Procès du coup d’Etat manqué du 15 septembre au Burkina: les avocats de la défense quittent la salle
Tant attendu par le peuple burkinabè, c’est aujourd’hui 27 février 2018, que s’est ouvert le procès du coup d’Etat de septembre 2015. C’est la salle des banquets de Ouaga 2000 qui a servi de cadre pour la tenue de ce procès, afin de le rendre public au plus grand nombre du peuple burkinabè. Malheureusement, après l’ouverture, le procès a été suspendu après le retrait de tous les avocats de la défense.
Au total, 84 accusés sont appelés à la barre ce mardi 27 février 2018, au tribunal militaire à Ouagadougou. Parmi les accusés figurent Gilbert Diendéré, ancien chef d’état-major particulier du président Compaoré, et Djibrill Bassolé, ex-ministre des affaires étrangères, tous deux considérés comme le cerveau du putsch manqué du 16 septembre 2015.
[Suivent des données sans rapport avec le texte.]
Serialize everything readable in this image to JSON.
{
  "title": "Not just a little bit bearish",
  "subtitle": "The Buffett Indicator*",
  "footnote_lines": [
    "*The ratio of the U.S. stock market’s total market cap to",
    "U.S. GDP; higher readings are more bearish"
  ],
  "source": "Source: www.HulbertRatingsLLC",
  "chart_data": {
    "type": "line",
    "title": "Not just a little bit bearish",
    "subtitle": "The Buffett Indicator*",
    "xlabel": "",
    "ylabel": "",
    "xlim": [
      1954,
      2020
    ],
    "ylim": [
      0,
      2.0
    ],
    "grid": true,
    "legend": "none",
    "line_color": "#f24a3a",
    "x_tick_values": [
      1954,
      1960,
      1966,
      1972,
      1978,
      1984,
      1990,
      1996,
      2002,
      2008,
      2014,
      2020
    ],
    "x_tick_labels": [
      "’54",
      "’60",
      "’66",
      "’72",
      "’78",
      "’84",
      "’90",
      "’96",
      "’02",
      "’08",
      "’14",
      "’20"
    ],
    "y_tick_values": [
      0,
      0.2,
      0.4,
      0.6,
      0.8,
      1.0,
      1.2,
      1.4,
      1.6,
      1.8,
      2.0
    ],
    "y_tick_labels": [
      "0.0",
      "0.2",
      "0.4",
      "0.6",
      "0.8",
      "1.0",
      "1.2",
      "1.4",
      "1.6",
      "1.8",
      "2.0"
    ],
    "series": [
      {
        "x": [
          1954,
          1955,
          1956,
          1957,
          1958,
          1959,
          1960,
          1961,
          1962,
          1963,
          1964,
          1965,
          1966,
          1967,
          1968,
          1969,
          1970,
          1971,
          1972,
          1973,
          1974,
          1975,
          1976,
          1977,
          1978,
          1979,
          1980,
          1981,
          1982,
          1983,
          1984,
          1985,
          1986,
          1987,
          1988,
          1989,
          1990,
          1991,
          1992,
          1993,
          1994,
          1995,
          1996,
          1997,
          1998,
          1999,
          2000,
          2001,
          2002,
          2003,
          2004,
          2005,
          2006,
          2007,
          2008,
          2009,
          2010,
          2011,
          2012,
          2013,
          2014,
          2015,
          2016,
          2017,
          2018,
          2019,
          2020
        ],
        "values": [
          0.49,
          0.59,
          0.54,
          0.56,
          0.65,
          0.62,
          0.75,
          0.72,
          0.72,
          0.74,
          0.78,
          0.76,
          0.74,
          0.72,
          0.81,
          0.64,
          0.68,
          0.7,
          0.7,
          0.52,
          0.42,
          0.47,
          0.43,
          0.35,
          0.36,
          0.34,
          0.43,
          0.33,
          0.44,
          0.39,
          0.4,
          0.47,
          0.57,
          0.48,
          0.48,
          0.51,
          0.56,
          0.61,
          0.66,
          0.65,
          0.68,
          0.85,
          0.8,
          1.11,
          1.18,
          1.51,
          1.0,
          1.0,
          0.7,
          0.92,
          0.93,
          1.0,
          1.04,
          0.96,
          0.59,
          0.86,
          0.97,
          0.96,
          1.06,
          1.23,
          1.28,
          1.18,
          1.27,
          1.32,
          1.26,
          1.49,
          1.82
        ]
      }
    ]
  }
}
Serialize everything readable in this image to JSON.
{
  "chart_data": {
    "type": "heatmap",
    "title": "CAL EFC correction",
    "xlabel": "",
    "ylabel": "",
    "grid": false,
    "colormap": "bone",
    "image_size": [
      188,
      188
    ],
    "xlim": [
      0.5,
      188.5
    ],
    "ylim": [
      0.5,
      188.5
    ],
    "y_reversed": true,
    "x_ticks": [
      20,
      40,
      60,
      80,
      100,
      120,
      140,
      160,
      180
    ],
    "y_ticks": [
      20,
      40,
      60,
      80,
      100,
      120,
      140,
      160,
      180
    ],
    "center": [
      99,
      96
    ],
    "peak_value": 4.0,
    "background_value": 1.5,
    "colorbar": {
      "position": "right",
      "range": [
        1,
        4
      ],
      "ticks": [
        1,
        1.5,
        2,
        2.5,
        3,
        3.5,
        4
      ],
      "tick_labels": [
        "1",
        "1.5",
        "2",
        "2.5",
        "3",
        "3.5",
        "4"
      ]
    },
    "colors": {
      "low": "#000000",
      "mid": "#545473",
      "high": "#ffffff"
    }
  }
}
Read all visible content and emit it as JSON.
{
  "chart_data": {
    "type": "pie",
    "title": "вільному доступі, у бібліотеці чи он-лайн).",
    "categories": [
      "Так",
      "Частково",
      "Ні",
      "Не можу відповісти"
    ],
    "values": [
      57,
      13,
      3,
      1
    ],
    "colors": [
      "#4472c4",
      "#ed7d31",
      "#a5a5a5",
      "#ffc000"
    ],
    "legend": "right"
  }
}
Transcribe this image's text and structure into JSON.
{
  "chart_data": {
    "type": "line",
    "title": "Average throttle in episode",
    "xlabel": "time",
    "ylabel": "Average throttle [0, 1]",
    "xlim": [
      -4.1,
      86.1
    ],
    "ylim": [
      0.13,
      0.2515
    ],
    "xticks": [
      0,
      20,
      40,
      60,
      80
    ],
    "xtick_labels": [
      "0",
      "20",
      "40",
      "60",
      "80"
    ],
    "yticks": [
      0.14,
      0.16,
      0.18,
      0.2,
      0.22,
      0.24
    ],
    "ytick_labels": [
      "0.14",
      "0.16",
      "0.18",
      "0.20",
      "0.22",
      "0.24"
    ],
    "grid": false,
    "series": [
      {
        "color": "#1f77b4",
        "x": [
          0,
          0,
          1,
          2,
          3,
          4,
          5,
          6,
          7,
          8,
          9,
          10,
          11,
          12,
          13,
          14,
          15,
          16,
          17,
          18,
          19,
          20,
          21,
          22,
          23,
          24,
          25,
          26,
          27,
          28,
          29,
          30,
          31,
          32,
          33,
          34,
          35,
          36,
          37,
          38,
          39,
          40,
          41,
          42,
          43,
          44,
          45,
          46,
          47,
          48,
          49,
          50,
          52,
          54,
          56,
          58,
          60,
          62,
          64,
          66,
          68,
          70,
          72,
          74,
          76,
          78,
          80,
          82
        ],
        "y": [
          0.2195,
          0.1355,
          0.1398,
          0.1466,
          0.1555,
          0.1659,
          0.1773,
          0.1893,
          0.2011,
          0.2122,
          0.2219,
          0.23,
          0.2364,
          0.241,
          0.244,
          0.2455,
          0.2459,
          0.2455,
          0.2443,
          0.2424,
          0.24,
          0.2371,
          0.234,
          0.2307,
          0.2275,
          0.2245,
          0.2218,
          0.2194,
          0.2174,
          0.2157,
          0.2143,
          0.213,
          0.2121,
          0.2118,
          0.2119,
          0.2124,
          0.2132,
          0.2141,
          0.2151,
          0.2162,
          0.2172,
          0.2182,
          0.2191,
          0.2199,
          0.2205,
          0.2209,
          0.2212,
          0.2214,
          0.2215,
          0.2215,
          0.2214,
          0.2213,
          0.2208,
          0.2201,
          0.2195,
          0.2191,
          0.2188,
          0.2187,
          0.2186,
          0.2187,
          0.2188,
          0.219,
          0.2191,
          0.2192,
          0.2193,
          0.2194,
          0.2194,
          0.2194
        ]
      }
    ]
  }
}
Dès l’entame du procès, les avocats de la défense ont attaqués sur la forme notamment la composition de la Cour. Pour eux, les membres du tribunal ne sont pas habilités pour juger une telle affaire. Pour la défense les accusés doivent comparaitre devant la chambre de jugement alors que l’instance présente est la chambre de première instance. Ils se sont donc retirés parce qu’ils contestent la légalité du tribunal militaire, composé de deux magistrats professionnels et de trois militaires ayant rôle d’assesseurs. « Nous nous retirons parce que la juridiction devant juger cette affaire n’est pas légale », a affirmé Michel Traoré, avocat de l’ancien chef d’état-major Boureima Kéré. Une position soutenue par Mathieu Somé, avocat du général Diendéré.
Quant aux avocats de la partie civile, visiblement cela n’est pas une surprise car, selon Me Guy Hervé KAM dans ces genres d’affaires, les charges pesantes sur les personnes poursuivies sont énormes. « En général, il est utilisé ce que l’on appelle la défense de rupture, c’est-à-dire chercher par tous les moyens à discréditer la juridiction qui va siéger. C’est exactement ce qui s’est passé aujourd’hui. De toutes les façons, nous y reviendrons. Tôt ou tard, les personnes poursuivies devront rendre compte devant le peuple burkinabè », explique Me KAM. Pour lui, montre que c’est la preuve que ces gens qui disent qu’ils sont détenus arbitrairement pendant plus de deux ans, ne veulent pas être jugés. « Ils ne veulent pas répondre des burkinabè qui sont morts, ils ne veulent pas dire pourquoi, mais ils le diront un jour », insiste-t-il sur ce fait.
Quant à la suite à donner au procès, « nous attendons que les personnes poursuivies, de même que les parties civiles et les témoins soient citées à nouveau pour une nouvelle audience »
Pendant ce temps, c’est la déception du côté de l’association des blessés de l’insurrection populaire et du putsch qui, par la voix de leur président crie son ras-le-bol. « Ce procès est énervant, il faut le dire. C’est vrai que c’est le droit mais on a l’impression que la défense a tout préparé pour empêcher le jugement de progresser, parce que non seulement on n’a pas pu constituer le tribunal qui doit juger. Pour lui, le Général Gilbert Dienderé aurait cité le nom de tous ceux qui sont plus gradés que lui pour les empêcher de siéger pour le jugement, donc l’intention est claire. Ils ne veulent pas aller à un jugement et c’est très décourageant. Ce que nous souhaitons, c’est les questions de fonds. Qui a tué les gens, qui a donné l’ordre de tirer ? c’est ce que nous voulons savoir. Mais si on ne peut pas déjà constituer un tribunal parce que la défense a mis tous les moyens pour empêcher ça, c’est déplorable », Sya Franck, Président de l’association des blessés de l’insurrection populaire et du putsch
Pour l’heure, le procès est suspendu et reprendra le 14 mars prochain.